BGH führt Rechtsprechung zu den Anforderungen an eine bindende Patientenverfügung fort

BGH führt Rechtsprechung zu den Anforderungen an eine bindende Patientenverfügung fort
27.03.2017292 Mal gelesen
BGH: Schriftliche Äußerung, dass „lebensverlängernde Maßnahmen unterbleiben“ sollen, für sich genommen keine bindende Patientenverfügung. Wille des Verfügenden ist dann durch Auslegung zu ermitteln

Im Nachgang zu seinem Beschluss vom 06.07.2016 (XII ZB 61/16) hat sich der BGH mit Beschluss vom 08.02.2017 (XII ZB 604/15) erneut zu den Anforderungen an die Bindungswirkung einer Patientenverfügung geäußert.

Folgendes war passiert:

Die 1940 geborene Betroffene hatte 1998 eine schriftliche Patientenverfügung unterzeichnet.
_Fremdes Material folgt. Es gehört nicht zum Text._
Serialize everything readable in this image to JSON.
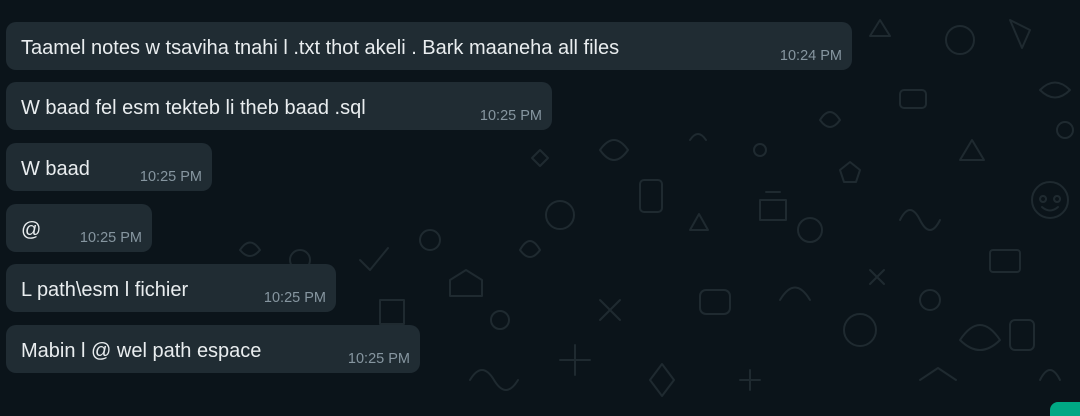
{
  "chat": {
    "messages": [
      {
        "text": "Taamel notes w tsaviha tnahi l .txt thot akeli . Bark maaneha all files",
        "time": "10:24 PM"
      },
      {
        "text": "W baad fel esm tekteb li theb baad .sql",
        "time": "10:25 PM"
      },
      {
        "text": "W baad",
        "time": "10:25 PM"
      },
      {
        "text": "@",
        "time": "10:25 PM"
      },
      {
        "text": "L path\\esm l fichier",
        "time": "10:25 PM"
      },
      {
        "text": "Mabin l @ wel path espace",
        "time": "10:25 PM"
      }
    ]
  },
  "colors": {
    "background": "#0b141a",
    "bubble": "#202c33",
    "text": "#e9edef",
    "timestamp": "#8696a0",
    "accent": "#00a884"
  }
}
Zwischen 1998 und dem Ende des Jahres 2007 hatte sie mehrfach gegenüber Familienmitgliedern und Bekannten geäußert, im Falle eines Wachkomas nicht künstlich ernährt werden zu wollen.

Seit einem Schlaganfall im Mai 2008 befindet sie sich in einem Wachkoma und wird seitdem über eine Magensonde künstlich ernährt und mit Flüssigkeit versorgt. Als sie im Juni 2008 einmalig die Möglichkeit erhielt, trotz Trachealkanüle zu sprechen, teilte die Betroffene der Therapeutin mit, dass sie sterben möchte.

Sohn und Ehemann sind zu alleinvertretungsberechtigten Betreuern der Betroffenen bestellt.

Der Sohn der Betroffenen ist der Auffassung, künstliche Ernährung und Flüssigkeitszufuhr sollten eingestellt werden, da dies dem Willen der Betroffenen entspreche. Der Ehemann der Betroffene lehnte dies ab.

Ein entsprechender Antrag des Sohnes wurde vom Amtsgericht abgelehnt. Die hiergegen gerichtete Beschwerde hat das Landgericht zurückgewiesen.

Die zugelassenen Rechtsbeschwerde führte zur Aufhebung des Beschlusses und Zurückverweisung an das Landgericht.

Rechtsfehlerhaft sei das Landgericht davon ausgegangen, dass die von der Betroffenen unterzeichnete Patientenverfügung nicht den gesetzlichen Anforderungen genüge, so der BGH.

Die von der Betroffenen unterzeichnete Patientenverfügung enthalte keine eindeutige Aussage dahingehend, dass sie die Fortsetzung der künstlichen Ernährung in ihrem gegenwärtigen Zustand wünsche. Die in der Verfügung enthaltene Erklärung, dass sie keine lebensverlängernden Maßnahmen bei Eintritt der in der Verfügung genannten Behandlungssituationen wünsche, spreche für den Abbruch der künstlichen Ernährung wie die ebenfalls in der Verfügung enthaltene Erklärung, aktive Sterbehile abzulehnen, die Fortsetzung der künstlichen Ernährung begründen könnte. Damit sei die Verfügung nicht unwirksam, sondern allenfalls widersprüchlich. Das Landgericht habe nicht die für die Auslegung wesentlichen Gesichtspunkte ausreichend berücksichtigt.

Ob der derzeitige Gesundheitszustand der Betroffenen im Wachkoma auf jene Behandlungssituationen zutreffe, bei deren Vorliegen die Betroffene keine lebensverlängernden Maßnahmen wünschte, habe das Beschwerdegericht bislang nicht festgestellt und werde dies nachholen müssen, so der BGH.